A esquerda de coerências e
perfeições
Falar de perfeição
e coerência se torna um mantra na esquerda brasileira. Todas as correntes se
acham o berço da coerência e da perfeição, em momentos de crises as esquerdas
se fecham em suas convicções e não percebem o que esta transcendendo ao seu
conjunto de certezas. Ora, não existem
partidos, correntes ou agrupamentos perfeitos, porque são compostos por homens
e ninguém é perfeito ou sempre coerente o tempo todo. Mesmo as pessoas que se
distinguem por serem modelos de atuação com um elevado grau de coerência são
capazes de nos surpreender com uma reação ou um comportamento que não
esperaríamos. Nesses momentos sentimo-nos traídos, sentimos que os outros são
tão humanos quanto nós e não há nada de que gostemos menos do que perceber a
imperfeição do ser humano, logo a nossa própria imperfeição.
A palavra coerência vem do latim cohaerentia, é aquilo que tem relação entre uma coisa e outra. É um conceito que é usado se referindo a algo que é lógico. Desta forma, somos condicionados a acreditar que tudo em nossa vida deve ter coerência. Foi através da filosofia grega que passamos a ver a logica como medida de conduta. Assim podemos entender Aristóteles quando afirma que «Não se pode dizer de algo que é e que não é no mesmo sentido e ao mesmo tempo». Mas, parece-me que a contradição mais óbvia no mundo é achar que possamos banir a contradição das nossas vidas.
Ora, a
contradição é uma característica inerente ao ser humano. Independente de ser de
direita ou de esquerda temos nossa individualidade e às vezes somos violentados
pelo coletivo por discordar do conjunto. Os maniqueístas acreditavam que o bem o mal
eram duas forças absolutas e irreconciliáveis. E isto afetava também as
pessoas. A prática é outra. Mesmo os projetos individuais tendo os seus
pecados não podemos esquecer em momento algum que o pecador tem lá suas
virtudes e em decorrência disto não deveríamos expulsar do nosso campo ou do paraíso.
Não deveríamos ser julgados por atos isolados, mas por um Projeto de Vida e
Político, direcionado para o bem ou para o mal.
Fica claro, que
as características de que não gostamos, passamos a rejeitá-la e assim, é
difícil aceitar as nossas próprias contradições e, como tal, optamos por
criticar o comportamento dos outros.
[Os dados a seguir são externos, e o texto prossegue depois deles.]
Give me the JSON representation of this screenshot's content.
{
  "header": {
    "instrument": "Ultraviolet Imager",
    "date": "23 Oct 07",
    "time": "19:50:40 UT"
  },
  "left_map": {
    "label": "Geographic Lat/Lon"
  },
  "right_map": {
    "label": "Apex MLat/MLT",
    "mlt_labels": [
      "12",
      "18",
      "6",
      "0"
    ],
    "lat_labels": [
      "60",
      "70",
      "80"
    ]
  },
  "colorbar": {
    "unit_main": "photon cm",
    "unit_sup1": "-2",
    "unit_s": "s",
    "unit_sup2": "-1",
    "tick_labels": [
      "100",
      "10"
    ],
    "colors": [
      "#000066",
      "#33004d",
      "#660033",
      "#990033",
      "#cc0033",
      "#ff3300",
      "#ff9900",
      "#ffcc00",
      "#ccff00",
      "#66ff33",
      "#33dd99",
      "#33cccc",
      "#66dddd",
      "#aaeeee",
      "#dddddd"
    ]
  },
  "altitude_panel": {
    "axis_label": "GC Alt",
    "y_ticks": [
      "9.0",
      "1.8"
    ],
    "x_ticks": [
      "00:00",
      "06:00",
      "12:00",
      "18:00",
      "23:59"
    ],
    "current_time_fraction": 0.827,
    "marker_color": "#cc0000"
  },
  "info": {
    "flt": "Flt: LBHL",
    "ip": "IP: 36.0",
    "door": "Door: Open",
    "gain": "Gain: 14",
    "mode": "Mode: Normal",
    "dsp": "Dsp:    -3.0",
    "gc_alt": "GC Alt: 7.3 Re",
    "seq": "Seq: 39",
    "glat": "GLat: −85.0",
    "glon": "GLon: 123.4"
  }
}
Exorcizar os nossos defeitos, apontando-os
nos outros é a nossa forma predileta de fingir que somos perfeitos. Este é o
fator sobra que é descrito por Jung.
Nesses momentos sentimo-nos traídos,
sentimos que os outros são tão humanos quanto nós e não há nada de que gostemos
menos no campo da esquerda do que perceber a imperfeição do ser humano, logo a
nossa própria imperfeição.
Olhar os companheiros das outras
correntes que não é a minha, olhar os companheiros dos outros partidos, olhar
todos estes mundos e as suas utopias sem filtros de expectativas
sobrevalorizadas é algo que pouco praticamos. Mas é talvez a melhor forma de
equilibrarmos o que em nós ecoa a nossa humanidade, porque a imperfeição é o
grande milagre que nos torna verdadeiramente humanos. Como diz o verso de um
monge medieval: “É preciso ir além da banal perfeição”. É isso mesmo: a
perfeição pode ainda ser um caminho que trilhamos pela superfície ou constituir
uma ilusão que nos impede de aceder ao verdadeiro e paradoxal estado da vida.
Levamos tanto tempo até perder a mania das coisas perfeitas, até nos curarmos
do impulso que nos exila no aparente conforto das idealizações, ou finalmente
vencermos o vício de sobrepor à realidade um cortejo de falsas imagens!».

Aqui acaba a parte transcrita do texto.